Religion
- Affiliation: Islam
- Ecclesiastical or organizational status: Mosque
- Status: Active

Location
- Location: Datu Saudi Ampatuan, Maguindanao del Sur
- Country: Philippines
- Interactive map of Dimaukom Mosque
- Coordinates: 6°55′40″N 124°24′54″E﻿ / ﻿6.92775°N 124.41510°E

Architecture
- Type: Mosque architecture
- Completed: 2014

Specifications
- Dome: Many
- Minaret: Two (maybe more)

= Dimaukom Mosque =

Mosque in Maguindanao del Sur, Philippines

The Dimaukom Mosque (مسجد ديماوكوم), also known as the Pink Mosque, is a mosque in Datu Saudi Ampatuan, Maguindanao del Sur in the Philippines.

==History==
The mosque's construction was financed by then-Mayor Samsudin Dimaukom. The land where the mosque was built was a property of the mayor's family. The mosque was built by Christian workmen to symbolize unity and inter-faith brotherhood. The mosque first opened during the Ramadan season in 2014.

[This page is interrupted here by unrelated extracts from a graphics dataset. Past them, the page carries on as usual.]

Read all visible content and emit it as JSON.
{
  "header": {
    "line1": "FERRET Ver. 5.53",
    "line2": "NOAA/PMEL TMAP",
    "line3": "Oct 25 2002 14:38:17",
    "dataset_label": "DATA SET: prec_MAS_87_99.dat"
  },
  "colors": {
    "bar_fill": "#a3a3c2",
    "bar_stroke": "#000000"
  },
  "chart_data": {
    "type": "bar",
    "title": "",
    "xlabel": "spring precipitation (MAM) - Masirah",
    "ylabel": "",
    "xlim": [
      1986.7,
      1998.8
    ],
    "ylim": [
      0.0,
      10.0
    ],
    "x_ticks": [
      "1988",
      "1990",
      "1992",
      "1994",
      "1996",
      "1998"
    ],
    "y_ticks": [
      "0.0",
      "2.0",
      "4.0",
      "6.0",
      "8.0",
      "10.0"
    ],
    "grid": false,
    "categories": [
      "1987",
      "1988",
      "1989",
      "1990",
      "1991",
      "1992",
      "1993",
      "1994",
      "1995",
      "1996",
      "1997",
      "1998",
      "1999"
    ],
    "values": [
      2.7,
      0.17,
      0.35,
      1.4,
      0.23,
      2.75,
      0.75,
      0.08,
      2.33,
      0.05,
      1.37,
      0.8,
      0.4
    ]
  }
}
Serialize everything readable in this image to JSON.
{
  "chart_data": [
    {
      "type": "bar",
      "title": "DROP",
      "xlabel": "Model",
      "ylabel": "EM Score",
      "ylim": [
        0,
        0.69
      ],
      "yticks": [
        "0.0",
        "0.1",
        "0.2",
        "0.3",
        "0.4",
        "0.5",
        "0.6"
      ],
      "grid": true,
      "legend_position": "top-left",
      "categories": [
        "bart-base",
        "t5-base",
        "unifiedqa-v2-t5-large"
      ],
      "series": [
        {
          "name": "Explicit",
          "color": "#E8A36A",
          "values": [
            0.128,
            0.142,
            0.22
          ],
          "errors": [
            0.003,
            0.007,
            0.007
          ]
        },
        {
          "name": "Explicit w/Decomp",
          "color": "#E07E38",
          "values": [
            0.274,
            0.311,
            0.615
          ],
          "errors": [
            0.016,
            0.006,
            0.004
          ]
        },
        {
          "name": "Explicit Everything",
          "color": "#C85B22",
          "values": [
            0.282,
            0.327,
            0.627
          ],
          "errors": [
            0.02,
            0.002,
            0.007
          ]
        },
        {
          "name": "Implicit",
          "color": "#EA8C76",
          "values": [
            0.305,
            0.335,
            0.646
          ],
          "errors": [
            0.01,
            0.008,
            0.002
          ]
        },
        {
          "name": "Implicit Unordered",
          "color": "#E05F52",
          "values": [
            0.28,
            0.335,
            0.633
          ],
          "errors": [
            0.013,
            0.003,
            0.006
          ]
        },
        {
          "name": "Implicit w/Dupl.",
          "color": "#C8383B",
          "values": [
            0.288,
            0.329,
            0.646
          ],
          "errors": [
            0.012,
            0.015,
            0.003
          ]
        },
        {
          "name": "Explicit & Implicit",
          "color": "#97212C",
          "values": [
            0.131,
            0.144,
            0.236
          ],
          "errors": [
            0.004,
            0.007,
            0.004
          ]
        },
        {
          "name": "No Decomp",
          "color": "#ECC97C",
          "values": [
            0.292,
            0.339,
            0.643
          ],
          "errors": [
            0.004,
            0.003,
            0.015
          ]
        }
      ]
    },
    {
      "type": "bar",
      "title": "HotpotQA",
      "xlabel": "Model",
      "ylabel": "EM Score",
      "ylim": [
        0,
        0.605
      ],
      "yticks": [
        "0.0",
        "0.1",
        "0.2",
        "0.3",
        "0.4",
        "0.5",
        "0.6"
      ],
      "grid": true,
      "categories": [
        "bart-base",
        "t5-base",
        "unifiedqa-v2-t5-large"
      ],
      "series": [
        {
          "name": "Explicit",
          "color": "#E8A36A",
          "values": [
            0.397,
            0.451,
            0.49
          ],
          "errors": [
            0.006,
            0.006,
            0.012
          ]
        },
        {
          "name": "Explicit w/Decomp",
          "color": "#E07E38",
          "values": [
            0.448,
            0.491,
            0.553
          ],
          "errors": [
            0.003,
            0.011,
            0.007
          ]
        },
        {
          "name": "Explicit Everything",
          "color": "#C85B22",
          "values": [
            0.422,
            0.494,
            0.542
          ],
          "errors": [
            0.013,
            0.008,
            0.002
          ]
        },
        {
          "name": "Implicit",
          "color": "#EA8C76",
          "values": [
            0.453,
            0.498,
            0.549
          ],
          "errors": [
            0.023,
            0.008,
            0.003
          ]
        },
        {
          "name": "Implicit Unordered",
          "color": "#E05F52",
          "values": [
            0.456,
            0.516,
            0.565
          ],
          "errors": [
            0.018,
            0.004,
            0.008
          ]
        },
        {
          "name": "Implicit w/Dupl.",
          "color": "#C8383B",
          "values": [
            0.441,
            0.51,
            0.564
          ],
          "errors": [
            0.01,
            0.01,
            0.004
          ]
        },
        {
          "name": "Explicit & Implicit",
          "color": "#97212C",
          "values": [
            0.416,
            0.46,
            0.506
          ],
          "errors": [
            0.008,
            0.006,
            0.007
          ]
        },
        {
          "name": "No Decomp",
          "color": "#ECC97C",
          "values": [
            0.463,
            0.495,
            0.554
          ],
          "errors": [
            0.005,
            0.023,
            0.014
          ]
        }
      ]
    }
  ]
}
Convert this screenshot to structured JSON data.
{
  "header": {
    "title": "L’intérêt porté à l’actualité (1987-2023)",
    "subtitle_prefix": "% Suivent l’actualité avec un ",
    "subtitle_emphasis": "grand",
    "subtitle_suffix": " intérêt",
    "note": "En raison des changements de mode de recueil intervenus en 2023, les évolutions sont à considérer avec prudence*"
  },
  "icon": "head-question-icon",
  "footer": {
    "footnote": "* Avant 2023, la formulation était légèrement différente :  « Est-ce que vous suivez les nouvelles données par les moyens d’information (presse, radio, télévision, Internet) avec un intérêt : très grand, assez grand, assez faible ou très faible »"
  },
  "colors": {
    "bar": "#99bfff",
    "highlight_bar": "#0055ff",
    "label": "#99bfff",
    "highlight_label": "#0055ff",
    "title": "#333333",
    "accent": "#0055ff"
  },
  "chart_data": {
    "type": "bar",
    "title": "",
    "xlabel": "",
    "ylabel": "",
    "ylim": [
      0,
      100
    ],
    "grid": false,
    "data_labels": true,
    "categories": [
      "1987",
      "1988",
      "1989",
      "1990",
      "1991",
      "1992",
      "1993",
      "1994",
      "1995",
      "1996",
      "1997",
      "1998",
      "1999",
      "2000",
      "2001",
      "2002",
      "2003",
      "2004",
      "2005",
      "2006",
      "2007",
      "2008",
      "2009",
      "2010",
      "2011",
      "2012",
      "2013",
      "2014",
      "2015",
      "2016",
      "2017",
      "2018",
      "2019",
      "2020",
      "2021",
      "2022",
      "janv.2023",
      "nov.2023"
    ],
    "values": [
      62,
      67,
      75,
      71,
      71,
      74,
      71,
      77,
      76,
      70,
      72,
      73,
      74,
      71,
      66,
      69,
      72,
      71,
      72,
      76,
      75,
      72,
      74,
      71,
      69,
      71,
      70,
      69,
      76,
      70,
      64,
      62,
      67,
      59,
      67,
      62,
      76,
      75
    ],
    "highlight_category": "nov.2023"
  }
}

==Architecture and design==
The Dimaukom Mosque is notable for its pink painted façade. Pink is meant to symbolize peace and love. According to Mayor Dimaukom, who has used his favorite color pink as his campaign color, says that love is meant to cover various kinds of love including love to Allah and the community. The move to have the mosque painted is also an effort to boost Datu Saudi Ampatuan's local tourism industry having painted or built pink buildings in other parts of the town.